Вижу его на Невском с тремя мужиками — лезут на драку.

— Ребята, ну не бейте меня сегодня, у меня сегодня от этого выходной, я по морде не получаю, ладно? — просил он. — Может, выпьем по рюмашке — у меня есть и мирно разбежимся, а то уроните, разобьете в кровь, а у меня свидание! А то, давайте, приходите завтра — помахаемся, хорошо?

Помню еще: отмечаем в «Восточном» покупку Володей мокасин у фарцовщика. Замшевые, редкой красоты и качества, как сейчас бы сказали — эксклюзив.

Володя, как обычно, шатается по ресторану, пьет за всеми столиками — популярность, куда денешься. К нашему столу подходит поддатый гражданин, садится на Володино место, наливает водки — выпивает, закусывает, наливает снова. Мы не обращаем внимания — у Володи весь город знакомые.

Возвращается Володя: «Это кто?»

— Володя, мы решили, что это кто-то из твоих.

— Впервые вижу, — отвечает Володя и к гостю: — Ты кто?

Тот что-то буркнул в ответ с полным ртом, продолжая жевать.

— Ну, поел? Теперь иди, — говорит Володя, поднимает товарища со стула и сажает рядом с ножкой стола, чтобы не упал. Садится сам, наливает рюмку, берет что-то на вилку, подносит ко рту.

Парень падает носом вперед и злобно зубами вгрызается в Володины эксклюзивные мокасины.

Мы замерли. В уме пронеслось: «В лучшем случае — инвалидность…»

— Ты что, не наелся? — сочувственно спросил Володя, отпихнул его ногой и потерял к нему интерес…

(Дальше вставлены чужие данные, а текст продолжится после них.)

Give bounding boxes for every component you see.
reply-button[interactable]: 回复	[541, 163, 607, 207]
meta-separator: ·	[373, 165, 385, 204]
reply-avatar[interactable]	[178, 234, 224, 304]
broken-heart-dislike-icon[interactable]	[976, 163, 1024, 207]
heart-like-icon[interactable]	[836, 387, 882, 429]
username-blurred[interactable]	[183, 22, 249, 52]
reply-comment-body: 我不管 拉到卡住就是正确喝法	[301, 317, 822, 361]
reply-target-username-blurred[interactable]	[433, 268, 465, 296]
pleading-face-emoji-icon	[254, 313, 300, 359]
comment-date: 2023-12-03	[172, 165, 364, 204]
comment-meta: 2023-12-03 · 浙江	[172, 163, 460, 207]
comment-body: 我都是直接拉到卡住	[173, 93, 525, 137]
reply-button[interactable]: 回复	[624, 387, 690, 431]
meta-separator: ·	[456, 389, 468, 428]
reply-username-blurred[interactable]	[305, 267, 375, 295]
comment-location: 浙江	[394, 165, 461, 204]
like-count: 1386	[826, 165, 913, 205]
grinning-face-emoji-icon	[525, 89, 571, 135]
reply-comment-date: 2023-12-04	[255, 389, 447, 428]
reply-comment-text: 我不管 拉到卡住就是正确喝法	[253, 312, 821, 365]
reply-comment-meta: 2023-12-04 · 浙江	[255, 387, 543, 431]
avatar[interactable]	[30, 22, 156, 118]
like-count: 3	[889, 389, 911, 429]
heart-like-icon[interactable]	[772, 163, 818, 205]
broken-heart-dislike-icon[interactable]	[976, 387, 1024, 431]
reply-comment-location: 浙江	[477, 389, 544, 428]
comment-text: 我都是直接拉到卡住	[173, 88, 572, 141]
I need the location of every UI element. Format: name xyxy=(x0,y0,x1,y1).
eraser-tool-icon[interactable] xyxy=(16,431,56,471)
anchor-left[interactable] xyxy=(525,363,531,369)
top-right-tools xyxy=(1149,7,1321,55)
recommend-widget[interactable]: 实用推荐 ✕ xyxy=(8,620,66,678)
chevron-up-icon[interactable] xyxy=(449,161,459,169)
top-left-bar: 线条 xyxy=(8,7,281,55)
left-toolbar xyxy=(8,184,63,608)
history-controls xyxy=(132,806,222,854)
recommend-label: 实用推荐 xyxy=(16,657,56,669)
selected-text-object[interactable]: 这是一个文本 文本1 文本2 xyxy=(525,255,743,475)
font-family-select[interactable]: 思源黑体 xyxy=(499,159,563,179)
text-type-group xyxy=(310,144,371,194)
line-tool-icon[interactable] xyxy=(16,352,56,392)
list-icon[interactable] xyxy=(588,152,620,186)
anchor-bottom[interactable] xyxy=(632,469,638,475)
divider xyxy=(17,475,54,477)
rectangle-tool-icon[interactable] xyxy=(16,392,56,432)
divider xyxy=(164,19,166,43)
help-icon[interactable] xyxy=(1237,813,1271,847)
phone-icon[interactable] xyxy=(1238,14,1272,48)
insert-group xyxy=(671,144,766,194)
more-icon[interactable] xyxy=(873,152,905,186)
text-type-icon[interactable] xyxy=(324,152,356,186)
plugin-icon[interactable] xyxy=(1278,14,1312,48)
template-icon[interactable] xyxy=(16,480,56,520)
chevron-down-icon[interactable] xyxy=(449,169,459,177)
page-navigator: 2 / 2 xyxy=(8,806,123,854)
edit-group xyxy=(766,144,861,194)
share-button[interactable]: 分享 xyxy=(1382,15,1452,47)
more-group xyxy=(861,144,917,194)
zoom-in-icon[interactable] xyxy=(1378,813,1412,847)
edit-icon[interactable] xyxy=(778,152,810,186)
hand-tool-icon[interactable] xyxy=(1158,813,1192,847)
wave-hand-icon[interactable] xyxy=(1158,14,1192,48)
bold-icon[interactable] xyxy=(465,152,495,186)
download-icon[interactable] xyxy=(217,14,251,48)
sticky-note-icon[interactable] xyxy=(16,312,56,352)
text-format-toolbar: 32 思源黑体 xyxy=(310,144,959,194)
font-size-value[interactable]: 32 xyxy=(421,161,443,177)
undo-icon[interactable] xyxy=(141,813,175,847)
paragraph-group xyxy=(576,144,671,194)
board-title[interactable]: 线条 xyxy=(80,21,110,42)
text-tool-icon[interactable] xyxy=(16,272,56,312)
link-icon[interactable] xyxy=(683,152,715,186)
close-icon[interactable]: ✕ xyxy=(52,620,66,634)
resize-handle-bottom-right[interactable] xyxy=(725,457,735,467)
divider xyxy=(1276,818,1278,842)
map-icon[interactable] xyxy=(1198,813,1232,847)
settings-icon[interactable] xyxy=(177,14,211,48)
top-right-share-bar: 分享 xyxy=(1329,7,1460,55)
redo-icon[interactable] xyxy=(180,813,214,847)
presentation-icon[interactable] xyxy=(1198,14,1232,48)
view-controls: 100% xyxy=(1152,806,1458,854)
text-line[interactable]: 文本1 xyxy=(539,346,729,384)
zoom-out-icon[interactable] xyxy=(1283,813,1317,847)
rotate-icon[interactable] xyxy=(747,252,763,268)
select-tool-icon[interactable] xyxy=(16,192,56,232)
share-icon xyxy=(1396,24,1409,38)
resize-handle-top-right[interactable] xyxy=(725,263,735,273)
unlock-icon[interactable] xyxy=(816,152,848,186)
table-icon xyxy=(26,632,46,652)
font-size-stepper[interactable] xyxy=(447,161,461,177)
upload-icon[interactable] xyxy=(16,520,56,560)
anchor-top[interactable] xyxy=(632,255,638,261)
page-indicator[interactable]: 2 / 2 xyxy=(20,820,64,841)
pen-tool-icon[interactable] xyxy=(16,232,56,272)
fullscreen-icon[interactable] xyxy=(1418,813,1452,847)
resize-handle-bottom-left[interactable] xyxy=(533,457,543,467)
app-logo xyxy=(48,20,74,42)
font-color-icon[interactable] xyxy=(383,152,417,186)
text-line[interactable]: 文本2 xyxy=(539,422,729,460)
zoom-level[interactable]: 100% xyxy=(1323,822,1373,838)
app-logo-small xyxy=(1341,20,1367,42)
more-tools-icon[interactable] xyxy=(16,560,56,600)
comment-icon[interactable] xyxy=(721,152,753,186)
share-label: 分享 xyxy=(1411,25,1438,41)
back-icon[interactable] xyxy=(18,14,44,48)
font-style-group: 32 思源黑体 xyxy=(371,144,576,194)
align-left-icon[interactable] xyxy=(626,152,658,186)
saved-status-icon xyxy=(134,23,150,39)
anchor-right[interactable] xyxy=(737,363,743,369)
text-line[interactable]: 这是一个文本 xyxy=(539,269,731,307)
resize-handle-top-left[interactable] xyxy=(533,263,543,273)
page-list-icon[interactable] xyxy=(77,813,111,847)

Я уже довольно долго шел за проституточкой по темному городу… Вообще, на свой счет я здорово заблуждаюсь. Мне всегда казалось, что я избегал и даже побаивался драк, а выходит, махался почти все время. Да и не мудрено — вырос у Сенного рынка, все равно что на Лиговке. В пятом классе уже четверть учеников была в колонии, а вторая четверть не села лишь потому, что не поймали.

Леха сел в шестом классе. Надолго. Форточник. В зоне, в Дрогобыче, вместе с Магометом окончили школу с медалью и поступили в институты. Я трепался: «Ну, если бы не зона, в какой институт вы бы поступили? Ни за что бы вы не были интеллигентными людьми, ворье».

У Леши была удивительная морда — каждый посетитель мужского пола после нескольких рюмок уже до зуда хотел дать ему по ней. Леша обычно не возражал, но на последнем курсе случилась история.

В Старый новый год, выходя из «Астории», где мы обычно собирались, мы перешли улицу на стоянку такси напротив. В это время (время было позднее) какой-то здоровенный толстяк с двумя тетками подошел и встал впереди нас.

— Позвольте, здесь очередь, — интеллигентно заметил Леша.

— Я — инвалид, — нагло.

— Хорошо, — сказал Леша. — Я вам уступлю очередь. В сантранспорт. Сейчас новогодняя ночь, и на стоянке такси ваша инвалидность ни при чем.

— Уступишь, жидок, — был ответ.

Леша «звякнул», инвалид грохнулся навзничь, головой о лед, загремев на три месяца в больницу. Леша получил три года условно. С его прошлым ситуация была тяжелой — «выступать» в общественных местах он больше не мог, а желающих в подпитии дать Леше по морде не убавилось. Выход был найден довольно быстро.

— Ребята, — ласково улыбаясь, говорил он, — вы хотите меня отбуцкать, но я, к сожалению, не могу — я нахожусь в длительном отпуске от мордобития. Но если вы настаиваете и никак не можете подождать — вот, пожалуйста (широкий жест в мою сторону), он Вас удовлетворит, паскуды…

И мы отправлялись в вестибюль или в туалет.

Долгое терпение Леши и его неудовлетворенность таким положением вещей вылились в конце концов в шутку над однокурсниками при распределении.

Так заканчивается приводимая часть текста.